Weiters Persönlichkeitsschulung, motorisches Training und Elternberatung.

Maximale Schulungsdauer bis zur Arbeitseingliederung sind 6 Jahre.

Ein weiteres Schwerpunktthema ist die berufliche Eingliederung, bzw. Ausbildung von behinderten Jugendlichen, die jetzt bereits mit dem 15. Lebensjahr die Schule verlassen, da in Integrationsklassen Klassenwiederholungen oder Verlängerungen bis zum 13. Schuljahr nicht möglich sind. Gerade für diese Jugendliche müssen neue Aktionen gesetzt werden. Bis zum Jahr 2002 werden 300 behinderte Jugendliche die Integrationsklassen verlassen. Die großen Trägervereine, die Beschäftigungstherapie anbieten, wollen neue Schritte gehen. Mit Hilfe von EU-Geldern und gemeinsamer Projektfinanzierung sind verschiedene Projekte entstanden:

Das Projekt ALPHA-FERTIGUNGSTECHNIK ist ein EU-Projekt mit transnationaler Kooperation (Employment/Horizon) und Zusammenarbeit mit den Partnerorganisationen "Daughters of charity Service" in Dublin, Irland, "Fachdienst für berufliche Eingliederung von Menschen mit Behinderung" in Reutlingen, Deutschland, und dem Diakonie-Verbund Eisenach in Wenigenlupnitz in Deutschland.

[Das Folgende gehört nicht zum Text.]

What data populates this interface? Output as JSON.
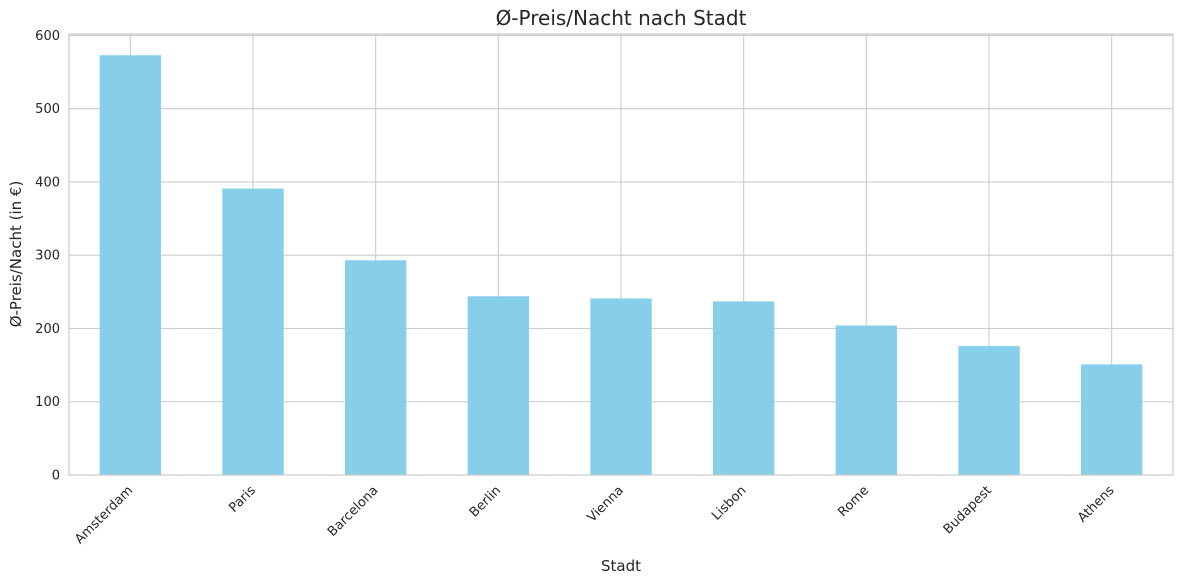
{
  "chart_data": {
    "type": "bar",
    "title": "Ø-Preis/Nacht nach Stadt",
    "xlabel": "Stadt",
    "ylabel": "Ø-Preis/Nacht (in €)",
    "categories": [
      "Amsterdam",
      "Paris",
      "Barcelona",
      "Berlin",
      "Vienna",
      "Lisbon",
      "Rome",
      "Budapest",
      "Athens"
    ],
    "values": [
      573,
      391,
      293,
      244,
      241,
      237,
      204,
      176,
      151
    ],
    "ylim": [
      0,
      602
    ],
    "yticks": [
      0,
      100,
      200,
      300,
      400,
      500,
      600
    ],
    "grid": true,
    "legend": "none",
    "bar_color": "#87ceeb",
    "grid_color": "#cccccc"
  }
}
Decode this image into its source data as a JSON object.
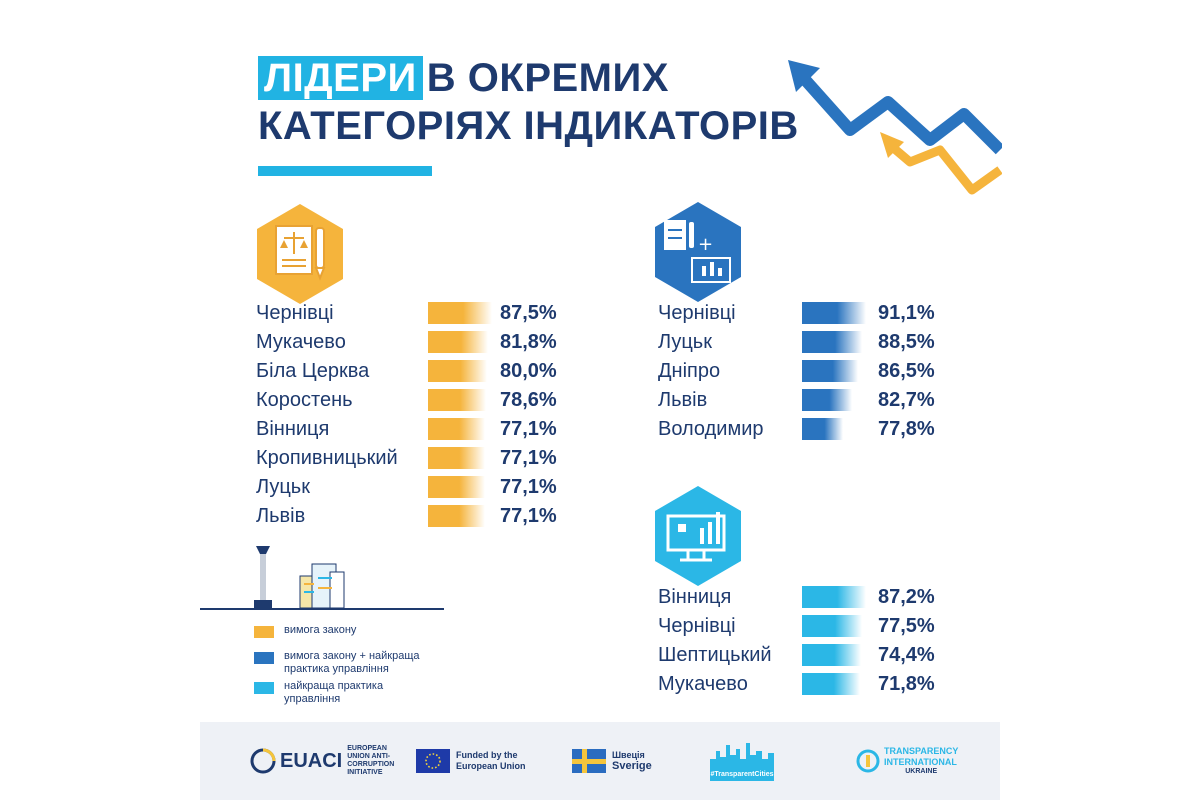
{
  "title": {
    "highlight": "ЛІДЕРИ",
    "line1_rest": "В ОКРЕМИХ",
    "line2": "КАТЕГОРІЯХ ІНДИКАТОРІВ"
  },
  "colors": {
    "orange": "#f5b43c",
    "dark_blue": "#2a74bf",
    "light_blue": "#2bb7e6",
    "navy": "#1e3a6e"
  },
  "icons": {
    "law": "document-scales-pen-icon",
    "law_plus_practice": "document-plus-monitor-icon",
    "practice": "monitor-chart-icon"
  },
  "chart_data": [
    {
      "type": "bar",
      "series_color": "#f5b43c",
      "categories": [
        "Чернівці",
        "Мукачево",
        "Біла Церква",
        "Коростень",
        "Вінниця",
        "Кропивницький",
        "Луцьк",
        "Львів"
      ],
      "values": [
        87.5,
        81.8,
        80.0,
        78.6,
        77.1,
        77.1,
        77.1,
        77.1
      ],
      "labels": [
        "87,5%",
        "81,8%",
        "80,0%",
        "78,6%",
        "77,1%",
        "77,1%",
        "77,1%",
        "77,1%"
      ]
    },
    {
      "type": "bar",
      "series_color": "#2a74bf",
      "categories": [
        "Чернівці",
        "Луцьк",
        "Дніпро",
        "Львів",
        "Володимир"
      ],
      "values": [
        91.1,
        88.5,
        86.5,
        82.7,
        77.8
      ],
      "labels": [
        "91,1%",
        "88,5%",
        "86,5%",
        "82,7%",
        "77,8%"
      ]
    },
    {
      "type": "bar",
      "series_color": "#2bb7e6",
      "categories": [
        "Вінниця",
        "Чернівці",
        "Шептицький",
        "Мукачево"
      ],
      "values": [
        87.2,
        77.5,
        74.4,
        71.8
      ],
      "labels": [
        "87,2%",
        "77,5%",
        "74,4%",
        "71,8%"
      ]
    }
  ],
  "legend": [
    {
      "label": "вимога закону",
      "color": "#f5b43c"
    },
    {
      "label": "вимога закону + найкраща практика управління",
      "color": "#2a74bf"
    },
    {
      "label": "найкраща практика управління",
      "color": "#2bb7e6"
    }
  ],
  "footer": {
    "euaci": {
      "name": "EUACI",
      "sub": "EUROPEAN UNION ANTI-CORRUPTION INITIATIVE"
    },
    "eu": {
      "text": "Funded by the European Union"
    },
    "sweden": {
      "line1": "Швеція",
      "line2": "Sverige"
    },
    "cities": {
      "tag": "#TransparentCities"
    },
    "ti": {
      "line1": "TRANSPARENCY",
      "line2": "INTERNATIONAL",
      "line3": "UKRAINE"
    }
  }
}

Der Verein Jugend am Werk hat im Areal der Bau- und Lüftungsspenglerei Firma Prager ein Stockwerk angemietet. Dort sollen rund 20-24 geistig behinderte Menschen auf die berufliche Eingliederung vorbereitet werden. Die Unterbringung der Werkstätte direkt im Gebäude der Firma Prager gewährleistet eine realistische Betriebsatmosphäre. Der Kooperationsvertrag mit der Firma Prager ermöglicht eine praxisbezogene Ausbildung direkt im Produktionsgeschehen.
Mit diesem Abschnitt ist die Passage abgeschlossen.